Menurut Imam Nawawi  hadits maudhu’ itu sebenarnya bukanlah hadīts Nabi, tetapi dipalsukan sebagai hadīts Nabi. Pemalsu hadīts mengatakan bahwa apa yang diriwayatkannya adalah hadits Nabi, padahal sebenarnya bukan hadits. Isi hadīts palsu tidaklah selalu buruk atau bertentangan dengan ketentuan umum ajaran Islam. Hal itu dapat dimengerti bahwa sebagian dari tujuan pembuatan hadīts maudhu’ adalah untuk kepentingan dakwah dan ajakan hidup yang zuhud. Walaupun demikian haram hukumnya meriwayatkan hadits maudhu’ kecuali dengan penjelasan kepalsuannya.[8]

Berdasarkan penjelasan diatas, Hukum Meriwayatkan Hadits Maudhu’ adalah:

  1. Secara mutlak, ulama sepakat bahwa meriwayatkan hadits Maudhu’’ itu hukumnya haram bagi mereka yang sudah jelas mengetahui bahwa hadits itu palsu. Hal ini berdasarkan sabda NabiSAW: “Barang siapa yang menceritakan hadits dariku sedangkan ia mengetahui bahwa itu dusta, maka dia termasuk para pendusta.”
  2. Bagi mereka yang meriwayatkan dengan tujuan memberi tahu kepada orang bahwa hadits ini adalah palsu (menerangkan kepada mereka sesudah meriwayatkan atau membacanya) maka tidak ada dosa atasnya.
  3. Mereka tidak tahu sama sekali kemudian meriwayatkan atau mereka mengamalkan makna hadits tersebut karena tidak tahu, maka tidak ada dosa atasnya. [9]

Tidak masuk berdusta atas nabi, periwayatan hadīts dengan makna. Sebagaimana ulama membolehkannya, dengan catatan ia paham betul tentang syariat dan maksud pensyariatannya serta waspada terhadap hal-hal yang dapat mempengaruhi berubahnya makna. Seperti halnya para ulama sepakat akan diharamkannya memalsukan Hhdīts, mereka sepakat tentang keharaman meriwayatkannya tanpa menjelaskan ke-maudhu-annya.

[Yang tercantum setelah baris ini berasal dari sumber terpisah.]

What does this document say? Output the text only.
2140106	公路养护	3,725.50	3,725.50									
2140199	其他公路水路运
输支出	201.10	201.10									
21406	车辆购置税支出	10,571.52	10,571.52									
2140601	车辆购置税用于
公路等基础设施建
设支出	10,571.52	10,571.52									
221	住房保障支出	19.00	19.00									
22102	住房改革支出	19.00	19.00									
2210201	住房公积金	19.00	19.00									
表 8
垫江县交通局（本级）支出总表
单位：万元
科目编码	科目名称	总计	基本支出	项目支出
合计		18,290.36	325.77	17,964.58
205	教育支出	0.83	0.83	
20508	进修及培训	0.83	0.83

Mereka sama sekali tidak memperbolehkan meriwayatkan hadist maudhu’ baik yang berkenaan dengan cerita, motivasi apalagi yang berkenaan dengan hukum.

Nabi saw bersabda:

Dari Samurah bin Jundub r.a, Rasulullah saw bersabda:” Barang siapa yang mengucapkan suatu hadist dariku yang menduga bahwa itu dusta (palsu), maka dia termasuk satu dari dua pendusta”.[10]

B. Hadits Dhaif

1. Pengertian Hadits Dhaif

Hadis ḍhaif menurut bahasa adalah lemah, lawan dari qawi (yang  kuat).[11] Sedangkan  menurut istilah hadis ḍhaif adalah hadis yang di dalamnya tidak terpenuhi sifat-sifat hasan, karena tidak terdapat satu atau beberapa syarat hasan.[12]

2. Hukum Meriwayatkan Hadis Dhaif

Para  ulama  berbeda  pendapat  mengenai  hukum  meriwayatkan  hadis  ḍa’i>f  dan mengamalkan hadis ḍa’i>f. Perbedaan ini terbagi menjadi tiga pendapat:

  1. Hadis ḍa’if  tidak boleh diamalkan secara mutlak, baik dalam masalah hukum, akidah, targhib dan selainnya. Pendapat ini dipegang oleh sebagian besar ulama hadis,  seperti al-Hafiz Yahya bin Ma’in, al-Hafiz Abu Bakar Ibn al-‘Arabi al-Maliki, Imam Ibn Hazm, Imam al-Bukhary, Imam Muslim, dan Syaikh al-Islam Ibn Taymiyah.
  2. Boleh mengamalkan hadis ḍa’if dalam bab Fadail al-A’mal, dan targhib wa tarhib, namun tidak diamalkan dalam masalah  akidah dan hukum. Pendapat  ini dipegang oleh sebagian Ahl  al-Fiqh  dan  Ahl al-Hadis, seperti al-Hafiz Ibnu Abd  al-Barr, Ibn Salah, dan Imam Nawawi.
  3. Boleh mengamalkan  hadis  ḍa’if  secara  mutlak,  baik  dalam  masalah  fikih,  akidah dan selainnya, jika dalam masalah itu tidak didapatkan hadis-hadis  s}ahih ataupun hasan. Pendapat ini dinisbatkan kepada  Imam Ahmad dan muridnya Abu Dawud.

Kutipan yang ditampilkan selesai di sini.